Li Kunmo, Ou Yongsheng, Ning Jian, Kong Fanchang, Cai Haiyang, Li Haoyang
School of Control Science and Engineering, Dalian University of Technology, Dalian 116024, China.
School of Computer Science, Wuhan University, Wuhan 430072, China.
Sensors (Basel). 2025 Jun 29;25(13):4056. doi: 10.3390/s25134056.
Visual Place Recognition (VPR) constitutes a pivotal task in the domains of computer vision and robotics. Prevailing VPR methods predominantly employ RGB-based features for query image retrieval and correspondence establishment. Nevertheless, such unimodal visual representations exhibit inherent susceptibility to environmental variations, inevitably degrading method precision. To address this problem, we propose a robust VPR framework integrating RGB and depth modalities. The architecture employs a coarse-to-fine paradigm, where global retrieval of top-N candidate images is performed using fused multimodal features, followed by a geometric verification of these candidates leveraging depth information. A Discrete Wavelet Transform Fusion (DWTF) module is proposed to generate robust multimodal global descriptors by effectively combining RGB and depth data using discrete wavelet transform. Furthermore, we introduce a Spiking Neuron Graph Matching (SNGM) module, which extracts geometric structure and spatial distance from depth data and employs graph matching for accurate depth feature correspondence. Extensive experiments on several VPR benchmarks demonstrate that our method achieves state-of-the-art performance while maintaining the best accuracy-efficiency trade-off.
视觉场所识别(VPR)是计算机视觉和机器人领域的一项关键任务。现有的VPR方法主要采用基于RGB的特征进行查询图像检索和对应关系建立。

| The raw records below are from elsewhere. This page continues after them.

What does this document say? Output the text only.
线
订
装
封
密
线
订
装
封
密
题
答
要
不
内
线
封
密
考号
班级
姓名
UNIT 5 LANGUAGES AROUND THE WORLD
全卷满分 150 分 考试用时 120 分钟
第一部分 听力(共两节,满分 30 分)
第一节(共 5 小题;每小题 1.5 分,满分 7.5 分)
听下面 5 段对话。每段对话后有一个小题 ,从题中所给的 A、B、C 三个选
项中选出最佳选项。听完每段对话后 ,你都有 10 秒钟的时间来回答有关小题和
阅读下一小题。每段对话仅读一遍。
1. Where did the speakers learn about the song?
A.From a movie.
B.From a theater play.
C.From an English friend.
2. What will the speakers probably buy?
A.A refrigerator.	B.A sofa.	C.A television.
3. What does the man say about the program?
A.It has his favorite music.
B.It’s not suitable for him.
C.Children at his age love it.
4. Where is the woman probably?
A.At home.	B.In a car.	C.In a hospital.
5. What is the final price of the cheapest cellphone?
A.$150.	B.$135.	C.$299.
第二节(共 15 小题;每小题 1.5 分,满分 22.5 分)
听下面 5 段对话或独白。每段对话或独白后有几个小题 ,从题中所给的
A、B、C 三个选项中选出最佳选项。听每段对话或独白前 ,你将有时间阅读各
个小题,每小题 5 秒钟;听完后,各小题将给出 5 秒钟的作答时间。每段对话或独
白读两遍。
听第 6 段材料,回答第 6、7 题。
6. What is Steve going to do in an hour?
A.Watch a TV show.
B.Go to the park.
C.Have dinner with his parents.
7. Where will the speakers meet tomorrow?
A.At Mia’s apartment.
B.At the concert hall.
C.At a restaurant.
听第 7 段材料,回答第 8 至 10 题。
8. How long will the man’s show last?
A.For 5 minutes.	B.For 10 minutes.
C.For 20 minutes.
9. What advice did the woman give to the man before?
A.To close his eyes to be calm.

然而,这种单峰视觉表示对环境变化具有固有敏感性,不可避免地会降低方法的精度。为了解决这个问题,我们提出了一个融合RGB和深度模态的鲁棒VPR框架。该架构采用从粗到细的范式,其中使用融合的多模态特征对前N个候选图像进行全局检索,然后利用深度信息对这些候选图像进行几何验证。提出了一种离散小波变换融合(DWTF)模块,通过离散小波变换有效地组合RGB和深度数据,生成鲁棒的多模态全局描述符。此外,我们引入了一个脉冲神经元图匹配(SNGM)模块,该模块从深度数据中提取几何结构和空间距离,并采用图匹配来实现精确的深度特征对应。在多个VPR基准上进行的大量实验表明,我们的方法在保持最佳精度-效率权衡的同时,实现了领先的性能。